Barkskins, by Annie Proulx
This saga about the logging industry and the ecological impact peaked my interest from the moment that I first heard about it. I’m bound for the Olympic Peninsula outside Seattle soon and thinking that being among trees and nature (as well as a long plane ride) might make this the perfect vacation read. Update: tried to read this one, couldn’t get into it after 100 or so pages. Probably not going to finish. 

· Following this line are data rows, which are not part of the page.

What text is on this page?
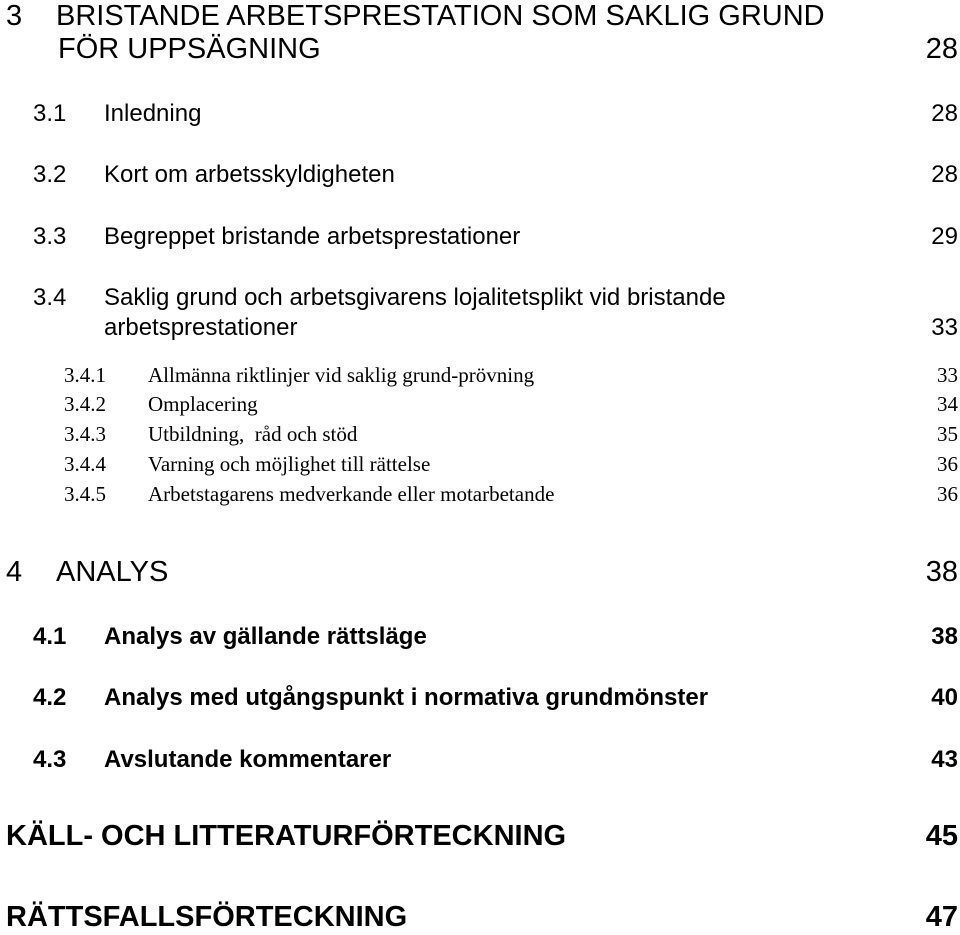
3 BRISTANDE ARBETSPRESTATION SOM SAKLIG GRUND
FÖR UPPSÄGNING	28
3.1 Inledning	28
3.2 Kort om arbetsskyldigheten	28
3.3 Begreppet bristande arbetsprestationer	29
3.4 Saklig grund och arbetsgivarens lojalitetsplikt vid bristande
arbetsprestationer	33
3.4.1 Allmänna riktlinjer vid saklig grund-prövning	33
3.4.2 Omplacering	34
3.4.3 Utbildning,  råd och stöd	35
3.4.4 Varning och möjlighet till rättelse	36
3.4.5 Arbetstagarens medverkande eller motarbetande	36
4 ANALYS	38
4.1 Analys av gällande rättsläge	38
4.2 Analys med utgångspunkt i normativa grundmönster	40
4.3 Avslutande kommentarer	43
KÄLL- OCH LITTERATURFÖRTECKNING	45
RÄTTSFALLSFÖRTECKNING	47
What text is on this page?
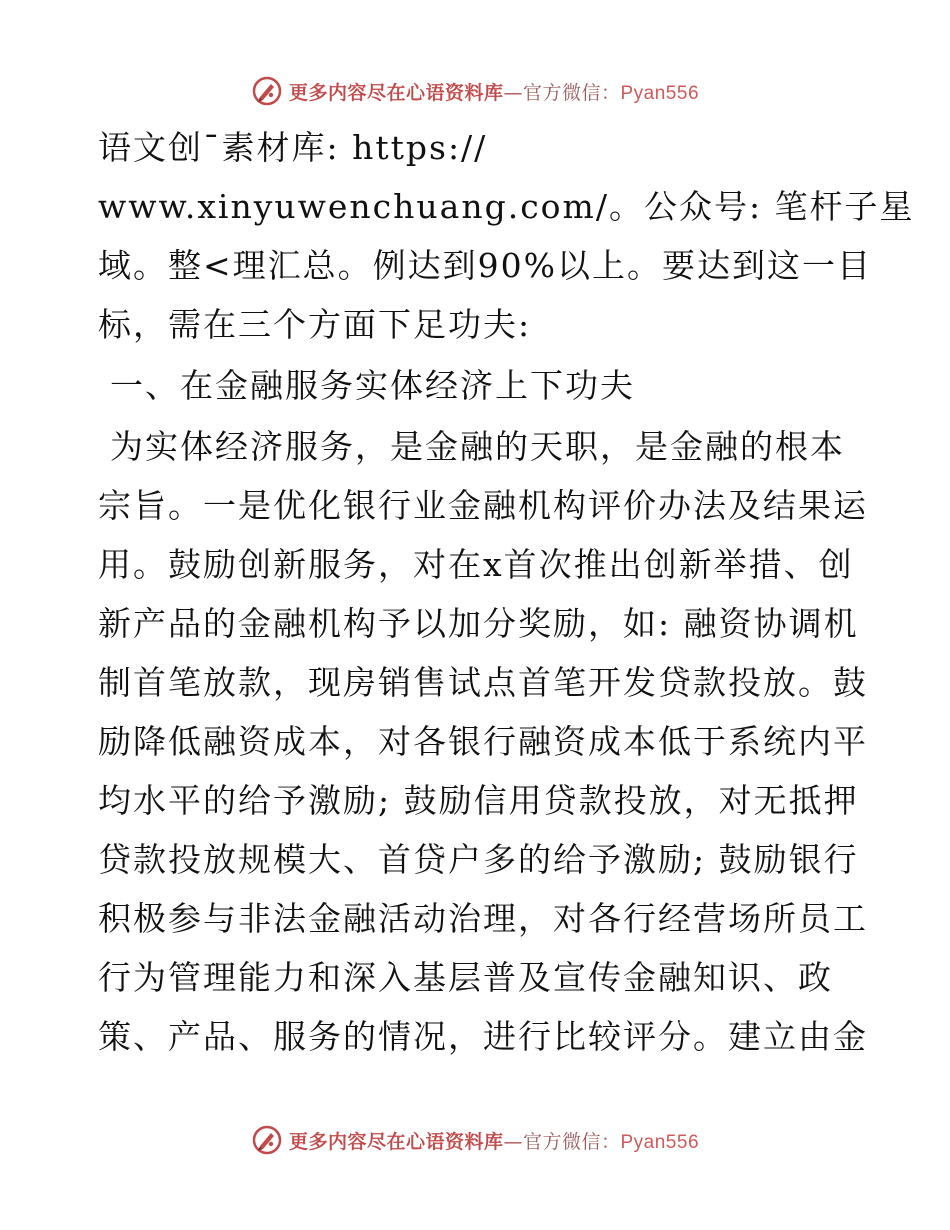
更多内容尽在心语资料库—官方微信：Pyan556
语文创¯素材库: https://
www.xinyuwenchuang.com/。公众号: 笔杆子星
域。整<理汇总。例达到90%以上。要达到这一目
标，需在三个方面下足功夫:
一、在金融服务实体经济上下功夫
为实体经济服务，是金融的天职，是金融的根本
宗旨。一是优化银行业金融机构评价办法及结果运
用。鼓励创新服务，对在x首次推出创新举措、创
新产品的金融机构予以加分奖励，如: 融资协调机
制首笔放款，现房销售试点首笔开发贷款投放。鼓
励降低融资成本，对各银行融资成本低于系统内平
均水平的给予激励; 鼓励信用贷款投放，对无抵押
贷款投放规模大、首贷户多的给予激励; 鼓励银行
积极参与非法金融活动治理，对各行经营场所员工
行为管理能力和深入基层普及宣传金融知识、政
策、产品、服务的情况，进行比较评分。建立由金
更多内容尽在心语资料库—官方微信：Pyan556
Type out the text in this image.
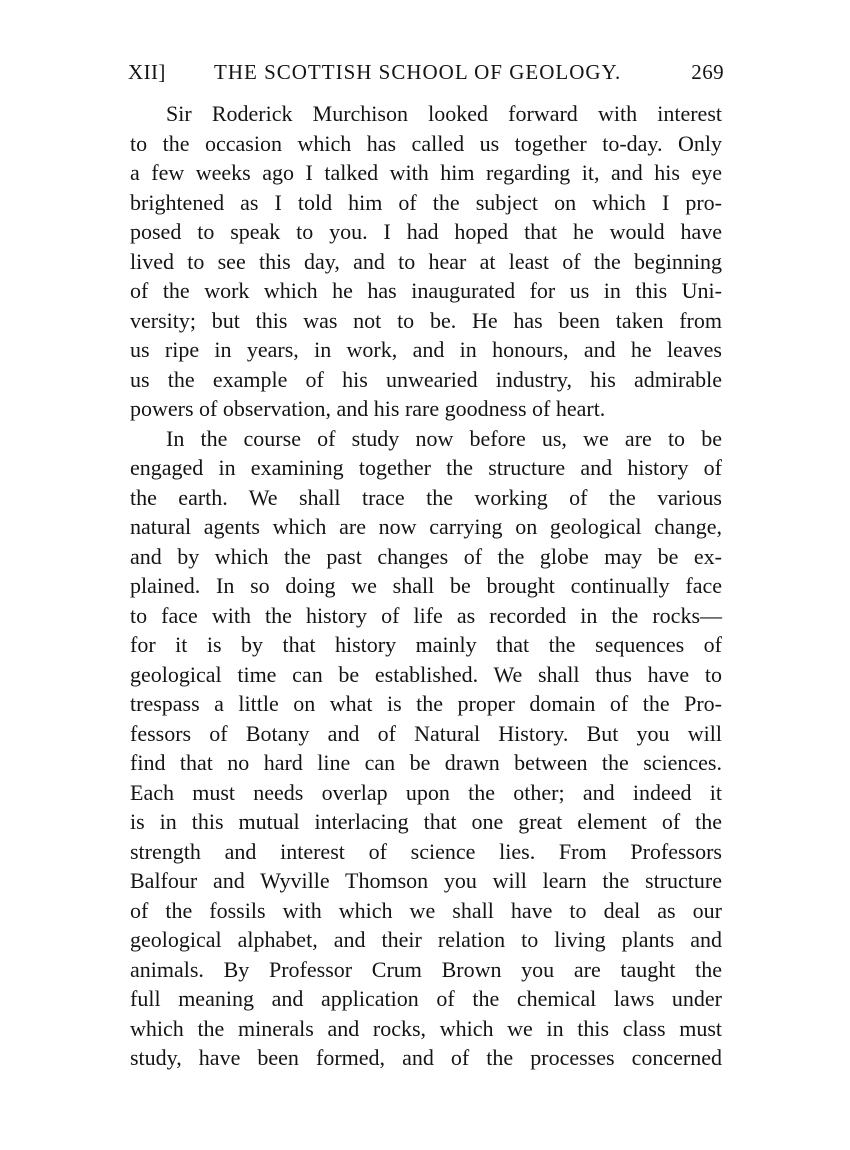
XII] THE SCOTTISH SCHOOL OF GEOLOGY.	269
Sir Roderick Murchison looked forward with interest
to the occasion which has called us together to-day. Only
a few weeks ago I talked with him regarding it, and his eye
brightened as I told him of the subject on which I pro-
posed to speak to you. I had hoped that he would have
lived to see this day, and to hear at least of the beginning
of the work which he has inaugurated for us in this Uni-
versity; but this was not to be. He has been taken from
us ripe in years, in work, and in honours, and he leaves
us the example of his unwearied industry, his admirable
powers of observation, and his rare goodness of heart.
In the course of study now before us, we are to be
engaged in examining together the structure and history of
the earth. We shall trace the working of the various
natural agents which are now carrying on geological change,
and by which the past changes of the globe may be ex-
plained. In so doing we shall be brought continually face
to face with the history of life as recorded in the rocks—
for it is by that history mainly that the sequences of
geological time can be established. We shall thus have to
trespass a little on what is the proper domain of the Pro-
fessors of Botany and of Natural History. But you will
find that no hard line can be drawn between the sciences.
Each must needs overlap upon the other; and indeed it
is in this mutual interlacing that one great element of the
strength and interest of science lies. From Professors
Balfour and Wyville Thomson you will learn the structure
of the fossils with which we shall have to deal as our
geological alphabet, and their relation to living plants and
animals. By Professor Crum Brown you are taught the
full meaning and application of the chemical laws under
which the minerals and rocks, which we in this class must
study, have been formed, and of the processes concerned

Radio Girls, by Sarah-Jane Stratford
I needed more than one historical fiction on my second summer reading list. Set in 1926, at the start of the BBC, a young woman gets a job on the radio. I am looking forward to some history lessons as well as being taken to a different time – the beginning of news.

I’m limiting this list to six books because I am not sure how many I will be able to read just this summer. If none of these peak your interest, other books that are high on my list right now are: Homegoing, by Yaa Gyasi; Vinegar Girl, by Anne Tyler; The Sea of Tranquility, by Katja Millay; Sleeping Giants, by Sylvain Neuvel; The Gene: An Intimate History, by Siddhartha Mukherjee; and The Paper Menagerie and Other Stories, by Ken Liu.  I know, it’s a big list – and growing every day with new ones!

Have you read any of these yet? Read with me – let me know what books you love this summer! Is reading your escape too?